132  

Я угрюмо молчал, а Благолепов, по-стариковски глядя внутрь себя, разговаривал словно сам с собой, во всяком случае, он ко мне не адресовался:

— Он еще молод, он может еще много сделать в своей жизни. Ему трудно будет пережить тот факт, что не он облагодетельствовал человечество, он будет мучиться и сходить с ума от горя, злости, униженного честолюбия, но человек не может, не должен жить вредными и опасными иллюзиями. Нельзя облагодетельствовать мир — к этому обычно стремятся злые таланты, и обречены они на бесплодие. Мне важно было остановить Сашу вовремя, не дать свершиться несправедливости, которая сделала бы несчастным Лыжина и уничтожила бы личность самого Александра…

— В каком состоянии сейчас жена Лыжина? — спросил я.

Он поднял на меня глаза, долго молчал, потом сказал очень медленно:

— Она умерла четыре года назад… — Отвернулся и добавил: — Володя знал, что получить лекарство для нее не успеет.

Привалившись боком к стенке, Благолепов говорил еще что-то, постепенно все глуше и невнятнее, лобастая голова опускалась все ниже, и голос, превратившись в неразборчивый рокот, вскоре совсем затих, старик заснул, и в комнате раздавалось лишь еле слышное посапывание и низкий грудной свист.

Я уселся на стуле, уставшие ноги положил на другой, посасывал найденный в кармане леденец, смотрел на дремлющего старика и думал о прихотях судьбы, собравших в одну команду таких непохожих игроков, и о том, что человеческие привязанности — штука действительно непостижимая: как бы там ни было, старик, безусловно, любил своего сволочного зятя.


…Весь город усеян этими белыми листами с красными рамочками и красивыми виньетками. Их приколотили к воротам университета, на дверях медицинского факультета, на новой ратуше в Малом городе, у храма святого Петра и собора святого Мартина. Латинские стихи украшены непристойными рисунками.

Я стою у врат собора, читаю паскудные стишата и чувствую, что исполнились пророческие слова: небо мое сделалось как железо, а земля моя стала как медь. Черным цветом окрасилось это утро, светлое и праздничное, и неприятны мне толпы праздных людей, высыпавшие на воскресную прогулку и имеющие теперь возможность вдосталь с хохотом и шутками поразвлечься.

Душа Галена против Теофраста богоречивого, а вернее, Какофраста злоречивого.


Слушай-ка, ты что стремишься чернить наше славное имя!

Смеешь ты против меня бешеным гневом дышать?

Если охота тебе состязаться стрелами со мною,

Что ж так легко обратил тебя в бегство мудрец Венделин?

Пусть мне исчезнуть тотчас же, коль плащ Гиппократа достоин

Был ты надеть, негодяй, пригодный пасти лишь свиней.

Что ты расхвастался, глупый, в чужие украсившись перья?

Славе неверной твоей краткий назначен предел…

Станешь чему ты учить? Глаголет язык твой нелепый.

Только чужие слова, труд у других ты крадешь.

Надеюсь, что скоро придется шею твою веревкой пеньковой обвить.

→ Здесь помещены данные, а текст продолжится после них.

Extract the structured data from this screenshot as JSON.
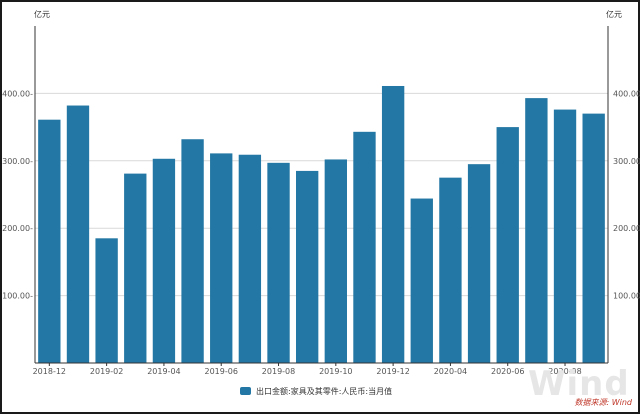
{
  "chart_data": {
    "type": "bar",
    "unit_left": "亿元",
    "unit_right": "亿元",
    "categories": [
      "2018-12",
      "2019-01",
      "2019-02",
      "2019-03",
      "2019-04",
      "2019-05",
      "2019-06",
      "2019-07",
      "2019-08",
      "2019-09",
      "2019-10",
      "2019-11",
      "2019-12",
      "2020-01",
      "2020-04",
      "2020-05",
      "2020-06",
      "2020-07",
      "2020-08",
      "2020-09"
    ],
    "x_tick_labels": [
      "2018-12",
      "2019-02",
      "2019-04",
      "2019-06",
      "2019-08",
      "2019-10",
      "2019-12",
      "2020-04",
      "2020-06",
      "2020-08"
    ],
    "series": [
      {
        "name": "出口金额:家具及其零件:人民币:当月值",
        "values": [
          361,
          382,
          185,
          281,
          303,
          332,
          311,
          309,
          297,
          285,
          302,
          343,
          411,
          244,
          275,
          295,
          350,
          393,
          376,
          370
        ]
      }
    ],
    "ylim": [
      0,
      500
    ],
    "yticks": [
      100,
      200,
      300,
      400
    ],
    "ytick_labels_left": [
      "100.00-",
      "200.00-",
      "300.00-",
      "400.00-"
    ],
    "ytick_labels_right": [
      "100.00",
      "200.00",
      "300.00",
      "400.00"
    ],
    "legend_position": "bottom-center",
    "grid": true,
    "bar_color": "#2377a4"
  },
  "watermark": "Wind",
  "source": "数据来源: Wind"
}
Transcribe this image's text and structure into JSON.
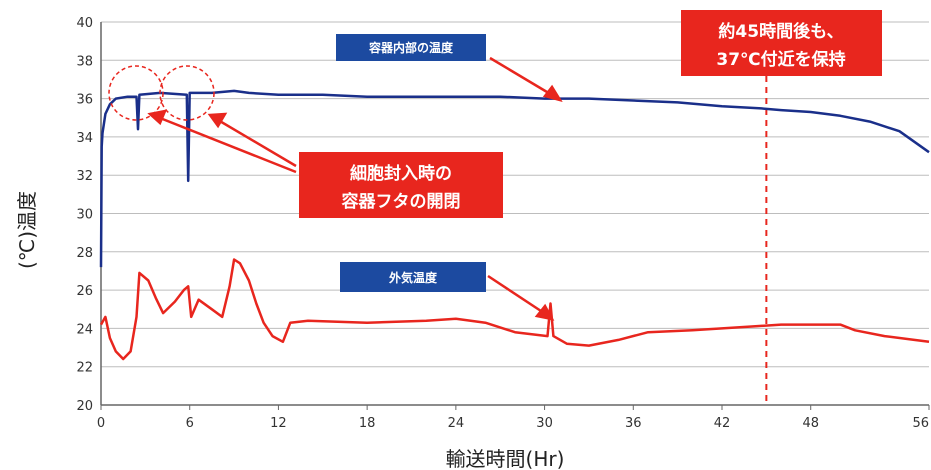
{
  "chart_data": {
    "type": "line",
    "xlabel": "輸送時間(Hr)",
    "ylabel": "(℃)温度",
    "xlim": [
      0,
      56
    ],
    "ylim": [
      20,
      40
    ],
    "x_ticks": [
      0,
      6,
      12,
      18,
      24,
      30,
      36,
      42,
      48,
      56
    ],
    "y_ticks": [
      20,
      22,
      24,
      26,
      28,
      30,
      32,
      34,
      36,
      38,
      40
    ],
    "grid": "horizontal",
    "series": [
      {
        "name": "容器内部の温度",
        "color": "#1a2f8a",
        "points": [
          [
            0,
            27.2
          ],
          [
            0.05,
            33.5
          ],
          [
            0.1,
            34.2
          ],
          [
            0.3,
            35.2
          ],
          [
            0.6,
            35.7
          ],
          [
            1.0,
            36.0
          ],
          [
            1.8,
            36.1
          ],
          [
            2.4,
            36.1
          ],
          [
            2.5,
            34.4
          ],
          [
            2.6,
            36.2
          ],
          [
            4.0,
            36.3
          ],
          [
            5.8,
            36.2
          ],
          [
            5.9,
            31.7
          ],
          [
            6.0,
            36.3
          ],
          [
            7.5,
            36.3
          ],
          [
            9.0,
            36.4
          ],
          [
            10.0,
            36.3
          ],
          [
            12.0,
            36.2
          ],
          [
            15.0,
            36.2
          ],
          [
            18.0,
            36.1
          ],
          [
            21.0,
            36.1
          ],
          [
            24.0,
            36.1
          ],
          [
            27.0,
            36.1
          ],
          [
            30.0,
            36.0
          ],
          [
            33.0,
            36.0
          ],
          [
            36.0,
            35.9
          ],
          [
            39.0,
            35.8
          ],
          [
            42.0,
            35.6
          ],
          [
            44.5,
            35.5
          ],
          [
            46.0,
            35.4
          ],
          [
            48.0,
            35.3
          ],
          [
            50.0,
            35.1
          ],
          [
            52.0,
            34.8
          ],
          [
            54.0,
            34.3
          ],
          [
            56.0,
            33.2
          ]
        ]
      },
      {
        "name": "外気温度",
        "color": "#e8261e",
        "points": [
          [
            0,
            24.2
          ],
          [
            0.3,
            24.6
          ],
          [
            0.6,
            23.5
          ],
          [
            1.0,
            22.8
          ],
          [
            1.5,
            22.4
          ],
          [
            2.0,
            22.8
          ],
          [
            2.4,
            24.6
          ],
          [
            2.6,
            26.9
          ],
          [
            3.2,
            26.5
          ],
          [
            3.7,
            25.6
          ],
          [
            4.2,
            24.8
          ],
          [
            5.0,
            25.4
          ],
          [
            5.6,
            26.0
          ],
          [
            5.9,
            26.2
          ],
          [
            6.1,
            24.6
          ],
          [
            6.6,
            25.5
          ],
          [
            7.5,
            25.0
          ],
          [
            8.2,
            24.6
          ],
          [
            8.7,
            26.2
          ],
          [
            9.0,
            27.6
          ],
          [
            9.4,
            27.4
          ],
          [
            10.0,
            26.5
          ],
          [
            10.5,
            25.3
          ],
          [
            11.0,
            24.3
          ],
          [
            11.6,
            23.6
          ],
          [
            12.3,
            23.3
          ],
          [
            12.8,
            24.3
          ],
          [
            14.0,
            24.4
          ],
          [
            18.0,
            24.3
          ],
          [
            22.0,
            24.4
          ],
          [
            24.0,
            24.5
          ],
          [
            26.0,
            24.3
          ],
          [
            28.0,
            23.8
          ],
          [
            30.2,
            23.6
          ],
          [
            30.4,
            25.3
          ],
          [
            30.6,
            23.6
          ],
          [
            31.5,
            23.2
          ],
          [
            33.0,
            23.1
          ],
          [
            35.0,
            23.4
          ],
          [
            37.0,
            23.8
          ],
          [
            40.0,
            23.9
          ],
          [
            42.0,
            24.0
          ],
          [
            44.0,
            24.1
          ],
          [
            46.0,
            24.2
          ],
          [
            48.0,
            24.2
          ],
          [
            50.0,
            24.2
          ],
          [
            51.0,
            23.9
          ],
          [
            53.0,
            23.6
          ],
          [
            55.0,
            23.4
          ],
          [
            56.0,
            23.3
          ]
        ]
      }
    ],
    "reference_line": {
      "x": 45,
      "color": "#e8261e",
      "style": "dashed"
    },
    "annotations": {
      "inner_label": "容器内部の温度",
      "outer_label": "外気温度",
      "opening_line1": "細胞封入時の",
      "opening_line2": "容器フタの開閉",
      "hold_line1": "約45時間後も、",
      "hold_line2": "37℃付近を保持",
      "blue_box_color": "#1c4aa0",
      "red_box_color": "#e8261e"
    }
  }
}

Больше с тобой говорить запрещают мне Стикса законы.

Это пока проглоти.

Друг мой читатель, прощай!

Из подземного царства.

— Идемте, учитель! — тянет меня за руки Опоринус, ставший в короткий срок моей правой рукой — самым надежным помощником, самым толковым советчиком и самым понятливым учеником.

Но я стою на месте, будто приколоченный гвоздями к мостовой, не в силах уйти отсюда, от жгучего позора прилюдного бесчестия, хамского надругательства, незаслуженного поношения и грязной хулы.

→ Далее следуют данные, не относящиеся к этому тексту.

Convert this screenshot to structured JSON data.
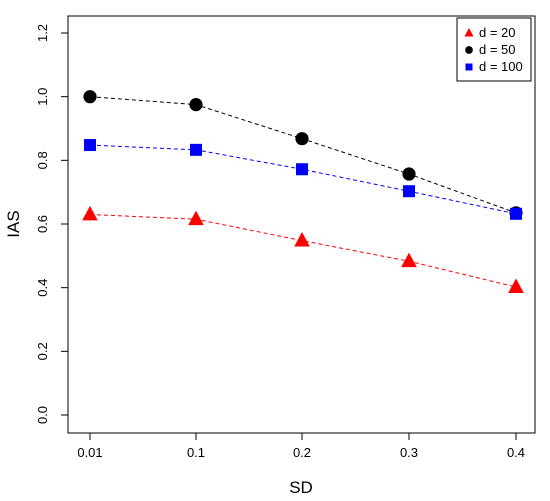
{
  "chart_data": {
    "type": "line",
    "title": "",
    "xlabel": "SD",
    "ylabel": "IAS",
    "categories": [
      "0.01",
      "0.1",
      "0.2",
      "0.3",
      "0.4"
    ],
    "ylim": [
      0.0,
      1.2
    ],
    "yticks": [
      "0.0",
      "0.2",
      "0.4",
      "0.6",
      "0.8",
      "1.0",
      "1.2"
    ],
    "grid": false,
    "legend_position": "top-right",
    "series": [
      {
        "name": "d = 20",
        "values": [
          0.63,
          0.615,
          0.548,
          0.483,
          0.402
        ],
        "color": "#ff0000",
        "marker": "triangle"
      },
      {
        "name": "d = 50",
        "values": [
          1.0,
          0.975,
          0.868,
          0.757,
          0.635
        ],
        "color": "#000000",
        "marker": "circle"
      },
      {
        "name": "d = 100",
        "values": [
          0.848,
          0.833,
          0.772,
          0.703,
          0.632
        ],
        "color": "#0000ff",
        "marker": "square"
      }
    ]
  }
}
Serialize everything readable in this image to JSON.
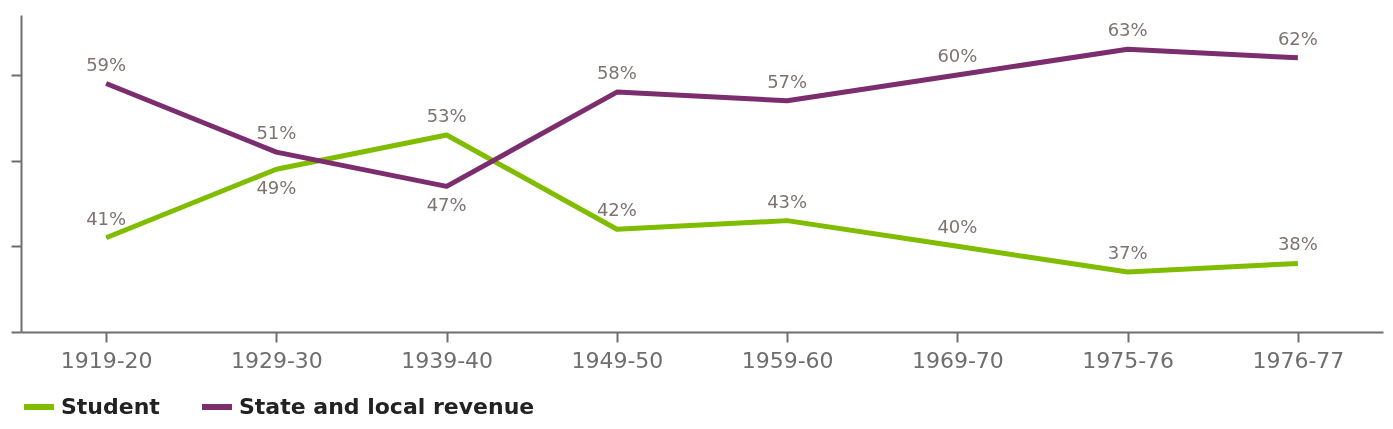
{
  "chart_data": {
    "type": "line",
    "categories": [
      "1919-20",
      "1929-30",
      "1939-40",
      "1949-50",
      "1959-60",
      "1969-70",
      "1975-76",
      "1976-77"
    ],
    "series": [
      {
        "name": "Student",
        "color": "#80bc00",
        "values": [
          41,
          49,
          53,
          42,
          43,
          40,
          37,
          38
        ],
        "value_labels": [
          "41%",
          "49%",
          "53%",
          "42%",
          "43%",
          "40%",
          "37%",
          "38%"
        ]
      },
      {
        "name": "State and local revenue",
        "color": "#7b2d6e",
        "values": [
          59,
          51,
          47,
          58,
          57,
          60,
          63,
          62
        ],
        "value_labels": [
          "59%",
          "51%",
          "47%",
          "58%",
          "57%",
          "60%",
          "63%",
          "62%"
        ]
      }
    ],
    "ylim": [
      30,
      67
    ],
    "yticks": [
      {
        "value": 30,
        "label": null
      },
      {
        "value": 40,
        "label": null
      },
      {
        "value": 50,
        "label": null
      },
      {
        "value": 60,
        "label": null
      }
    ],
    "tick_labels": "x",
    "legend": "bottom",
    "grid": false,
    "marker": "none",
    "line_style": "solid"
  }
}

— Господин Теофраст, не придавайте этому значения — просто глупая выходка! — раздается за моей спиной голос.

Я оборачиваюсь и вижу Наузена с домочадцами — они тоже совершают утреннюю прогулку по городу. Поклонившись молча, я жду, что скажет князь города.

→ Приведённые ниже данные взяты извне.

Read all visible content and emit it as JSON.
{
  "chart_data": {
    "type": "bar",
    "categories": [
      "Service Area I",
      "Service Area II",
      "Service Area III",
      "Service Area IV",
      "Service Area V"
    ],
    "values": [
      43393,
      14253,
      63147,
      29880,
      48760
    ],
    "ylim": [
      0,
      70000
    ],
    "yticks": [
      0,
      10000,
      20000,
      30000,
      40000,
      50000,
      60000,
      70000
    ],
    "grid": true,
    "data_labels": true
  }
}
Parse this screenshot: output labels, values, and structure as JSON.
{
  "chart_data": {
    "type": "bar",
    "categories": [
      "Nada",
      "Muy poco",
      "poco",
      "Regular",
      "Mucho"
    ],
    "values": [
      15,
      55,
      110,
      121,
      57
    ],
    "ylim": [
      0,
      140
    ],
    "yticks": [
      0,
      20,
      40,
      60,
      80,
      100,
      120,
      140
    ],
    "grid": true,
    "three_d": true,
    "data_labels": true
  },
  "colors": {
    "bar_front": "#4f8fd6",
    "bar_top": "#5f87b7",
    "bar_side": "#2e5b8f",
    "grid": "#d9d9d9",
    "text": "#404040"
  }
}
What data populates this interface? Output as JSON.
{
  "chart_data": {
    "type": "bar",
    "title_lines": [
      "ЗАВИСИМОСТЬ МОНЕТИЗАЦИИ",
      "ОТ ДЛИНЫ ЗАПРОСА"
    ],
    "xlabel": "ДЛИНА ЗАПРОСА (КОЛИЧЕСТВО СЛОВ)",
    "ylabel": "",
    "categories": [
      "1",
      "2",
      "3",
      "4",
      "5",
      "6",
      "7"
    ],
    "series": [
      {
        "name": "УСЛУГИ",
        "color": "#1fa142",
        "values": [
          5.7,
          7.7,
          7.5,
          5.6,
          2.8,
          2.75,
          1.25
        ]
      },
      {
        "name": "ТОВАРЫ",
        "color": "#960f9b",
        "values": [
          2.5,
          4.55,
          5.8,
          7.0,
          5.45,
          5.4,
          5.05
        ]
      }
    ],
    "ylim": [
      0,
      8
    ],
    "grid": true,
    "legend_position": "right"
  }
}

— Вряд ли стоит принимать подобные глупости близко к сердцу, — сказал Наузен. — Вы взяли на себя роль Мартина Лютера в медицине, а для такого долгого путешествия нужны тяжелые башмаки…

И долго сдерживаемое напряжение прорывается сквозь елей в голосе, увещевательный тон, сквозь ласковое снисхождение господина, которому неведома вообще тяжесть дорожных сапог, ибо пружинистые коляски везут его по жизни от самого рождения до погребального шествия.

— Я должен быть только Лютером? — кричу я и с удивлением, будто со стороны, слышу, что голос мой пронзителен и тонок, как визг. — Я Теофраст Парацельс, и я задам еще работу вам и ему, недостойному развязать ремни на моих башмаках!